Davacılar vekili temyiz dilekçesinde özetle; İlk Derece Mahkemesinin bahsettiği kadastro dava dosyalarında ... Köyü Tüzel Kişiliğinin davacı sıfatıyla davaya müdahil olmadığını, bir dava bakımından, diğer bir dava sonunda verilmiş ve usulen kesinleşmiş hükmün kesin hüküm sayılabilmesi için her iki davanın taraflarının, dava sebeplerinin (vakıaların) ve ilk davanın hüküm fıkrası ile ikinci davaya ait talep sonucunun aynı olması gerektiğini, eldeki davanın taraflarının farklı olduğunu, önceden görülen kadastro dosyasının kesin hükmünün bu dosyaya sirayet etmeyeceğini, eksik araştırma ve eksik gerekçe ile karar verilmesinin hatalı olduğunu ileri sürerek Bölge Adliye Mahkemesi kararının bozulmasını talep etmiştir.

B. Değerlendirme ve Gerekçe

Dava, kadastro öncesi hukuki nedene dayalı tapu iptali ve tescil istemine ilişkindir.

Bölge adliye mahkemelerinin nihai kararlarının bozulması 6100 sayılı Kanun'un 371. maddesinde yer alan sebeplerden birinin varlığı hâlinde mümkündür.

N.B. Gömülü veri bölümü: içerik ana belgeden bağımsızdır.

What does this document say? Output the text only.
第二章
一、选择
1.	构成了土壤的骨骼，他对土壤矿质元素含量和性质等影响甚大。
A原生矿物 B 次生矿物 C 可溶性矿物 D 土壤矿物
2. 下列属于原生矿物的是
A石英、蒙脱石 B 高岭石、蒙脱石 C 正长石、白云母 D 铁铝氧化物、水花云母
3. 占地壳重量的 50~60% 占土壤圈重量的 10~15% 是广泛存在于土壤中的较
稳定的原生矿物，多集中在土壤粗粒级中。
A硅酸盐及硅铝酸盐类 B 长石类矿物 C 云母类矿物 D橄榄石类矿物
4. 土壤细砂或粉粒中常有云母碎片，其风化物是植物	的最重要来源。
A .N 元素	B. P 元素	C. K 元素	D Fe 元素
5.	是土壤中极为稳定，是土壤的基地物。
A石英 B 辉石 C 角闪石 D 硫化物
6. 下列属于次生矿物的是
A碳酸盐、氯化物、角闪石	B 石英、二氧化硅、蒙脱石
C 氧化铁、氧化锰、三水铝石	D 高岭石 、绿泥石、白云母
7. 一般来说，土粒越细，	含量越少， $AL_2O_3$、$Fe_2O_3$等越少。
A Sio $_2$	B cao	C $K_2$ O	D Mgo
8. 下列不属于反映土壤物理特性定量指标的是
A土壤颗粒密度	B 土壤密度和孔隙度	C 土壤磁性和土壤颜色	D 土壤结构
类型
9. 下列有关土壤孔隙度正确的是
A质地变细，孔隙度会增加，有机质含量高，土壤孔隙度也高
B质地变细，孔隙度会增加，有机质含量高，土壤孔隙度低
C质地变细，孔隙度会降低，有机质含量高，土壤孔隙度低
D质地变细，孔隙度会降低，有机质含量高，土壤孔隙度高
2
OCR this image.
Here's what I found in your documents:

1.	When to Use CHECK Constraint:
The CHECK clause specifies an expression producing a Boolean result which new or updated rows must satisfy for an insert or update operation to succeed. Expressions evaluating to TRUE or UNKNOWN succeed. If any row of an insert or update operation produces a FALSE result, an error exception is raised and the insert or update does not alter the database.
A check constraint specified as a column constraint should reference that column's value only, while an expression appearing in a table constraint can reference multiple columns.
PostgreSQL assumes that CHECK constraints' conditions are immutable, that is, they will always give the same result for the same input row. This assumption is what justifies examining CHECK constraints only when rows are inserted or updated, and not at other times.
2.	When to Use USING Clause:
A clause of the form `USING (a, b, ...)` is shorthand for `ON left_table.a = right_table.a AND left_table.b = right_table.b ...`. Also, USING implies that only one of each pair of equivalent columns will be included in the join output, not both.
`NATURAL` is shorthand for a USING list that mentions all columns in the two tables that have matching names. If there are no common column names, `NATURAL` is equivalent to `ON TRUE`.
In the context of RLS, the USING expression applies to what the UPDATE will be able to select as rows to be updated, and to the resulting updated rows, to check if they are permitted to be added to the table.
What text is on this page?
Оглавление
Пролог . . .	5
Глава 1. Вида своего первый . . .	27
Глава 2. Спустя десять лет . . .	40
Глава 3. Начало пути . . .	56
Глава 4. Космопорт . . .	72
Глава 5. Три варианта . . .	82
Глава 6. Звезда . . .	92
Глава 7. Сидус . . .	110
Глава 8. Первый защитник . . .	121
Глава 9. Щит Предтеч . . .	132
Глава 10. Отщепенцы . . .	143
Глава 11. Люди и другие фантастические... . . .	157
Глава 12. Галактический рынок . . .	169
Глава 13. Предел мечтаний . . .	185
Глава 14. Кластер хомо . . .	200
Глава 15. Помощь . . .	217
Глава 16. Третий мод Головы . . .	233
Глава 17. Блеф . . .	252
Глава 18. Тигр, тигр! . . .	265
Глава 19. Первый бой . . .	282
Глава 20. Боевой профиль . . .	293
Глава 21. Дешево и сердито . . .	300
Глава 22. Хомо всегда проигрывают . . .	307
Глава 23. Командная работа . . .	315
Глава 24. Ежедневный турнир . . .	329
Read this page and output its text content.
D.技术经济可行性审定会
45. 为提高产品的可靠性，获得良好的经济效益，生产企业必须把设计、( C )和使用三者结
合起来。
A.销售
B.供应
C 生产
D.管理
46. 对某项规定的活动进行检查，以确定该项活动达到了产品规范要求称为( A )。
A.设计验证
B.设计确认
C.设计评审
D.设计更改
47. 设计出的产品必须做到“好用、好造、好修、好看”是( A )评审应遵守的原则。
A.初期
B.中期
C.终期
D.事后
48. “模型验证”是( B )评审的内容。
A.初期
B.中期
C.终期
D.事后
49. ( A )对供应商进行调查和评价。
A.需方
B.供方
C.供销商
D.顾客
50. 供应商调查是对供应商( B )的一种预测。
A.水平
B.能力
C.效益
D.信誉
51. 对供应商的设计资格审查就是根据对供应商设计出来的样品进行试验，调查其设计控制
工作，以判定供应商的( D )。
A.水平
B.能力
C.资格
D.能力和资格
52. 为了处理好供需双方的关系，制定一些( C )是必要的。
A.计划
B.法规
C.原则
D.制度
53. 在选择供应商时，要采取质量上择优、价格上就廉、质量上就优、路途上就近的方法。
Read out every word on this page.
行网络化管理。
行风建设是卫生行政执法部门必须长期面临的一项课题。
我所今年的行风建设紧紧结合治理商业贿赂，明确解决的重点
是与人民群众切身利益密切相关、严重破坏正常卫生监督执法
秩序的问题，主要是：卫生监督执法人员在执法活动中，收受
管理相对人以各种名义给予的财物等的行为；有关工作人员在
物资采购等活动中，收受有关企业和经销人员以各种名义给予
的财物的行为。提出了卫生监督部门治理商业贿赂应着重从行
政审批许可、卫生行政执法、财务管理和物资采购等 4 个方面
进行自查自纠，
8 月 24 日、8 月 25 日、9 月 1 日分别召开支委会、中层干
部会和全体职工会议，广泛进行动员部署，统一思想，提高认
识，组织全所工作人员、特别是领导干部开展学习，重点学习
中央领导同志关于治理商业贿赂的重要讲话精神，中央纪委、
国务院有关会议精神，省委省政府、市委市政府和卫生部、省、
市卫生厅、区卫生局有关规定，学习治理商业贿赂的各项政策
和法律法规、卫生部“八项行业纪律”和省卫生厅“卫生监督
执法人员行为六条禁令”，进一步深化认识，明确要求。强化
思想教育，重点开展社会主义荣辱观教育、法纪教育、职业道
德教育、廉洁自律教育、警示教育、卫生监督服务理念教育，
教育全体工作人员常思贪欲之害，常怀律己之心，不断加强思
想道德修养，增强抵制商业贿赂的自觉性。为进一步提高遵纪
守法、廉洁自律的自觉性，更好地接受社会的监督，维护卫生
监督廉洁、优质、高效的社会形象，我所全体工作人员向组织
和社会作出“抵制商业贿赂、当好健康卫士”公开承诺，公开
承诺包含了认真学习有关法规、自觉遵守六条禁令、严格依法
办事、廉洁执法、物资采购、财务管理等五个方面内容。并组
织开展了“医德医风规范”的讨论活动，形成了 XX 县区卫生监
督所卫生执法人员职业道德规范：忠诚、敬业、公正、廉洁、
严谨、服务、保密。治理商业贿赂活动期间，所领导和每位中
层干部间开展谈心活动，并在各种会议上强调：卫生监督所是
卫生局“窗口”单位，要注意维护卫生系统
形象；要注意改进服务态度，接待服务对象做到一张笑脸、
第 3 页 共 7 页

Temyizen incelenen karar, tarafların karşılıklı iddia ve savunmalarına, dayandıkları belgelere, uyuşmazlığa uygulanması gereken hukuk kuralları ile hukuki ilişkinin nitelendirilmesine, dava şartlarına, yargılama ve ispat kuralları ile kararda belirtilen gerekçelere göre usul ve kanuna uygun olup davacılar vekili tarafından temyiz dilekçesinde ileri sürülen nedenler kararın bozulmasını gerektirecek nitelikte görülmemiştir.

VI. KARAR

Açıklanan sebeplerle;

Davacılar vekilinin temyiz itirazlarının reddiyle Bölge Adliye Mahkemesi kararının 6100 sayılı Kanun'un 370. maddesinin birinci fıkrası uyarınca ONANMASINA,

Aşağıda yazılı 187,80 TL bakiye onama harcının temyiz eden davacılardan alınmasına,

Dosyanın İlk Derece Mahkemesine, kararın bir örneğinin Bölge Adliye Mahkemesine gönderilmesine,

18.03.2025 tarihinde kesin olmak üzere oy birliğiyle karar verildi.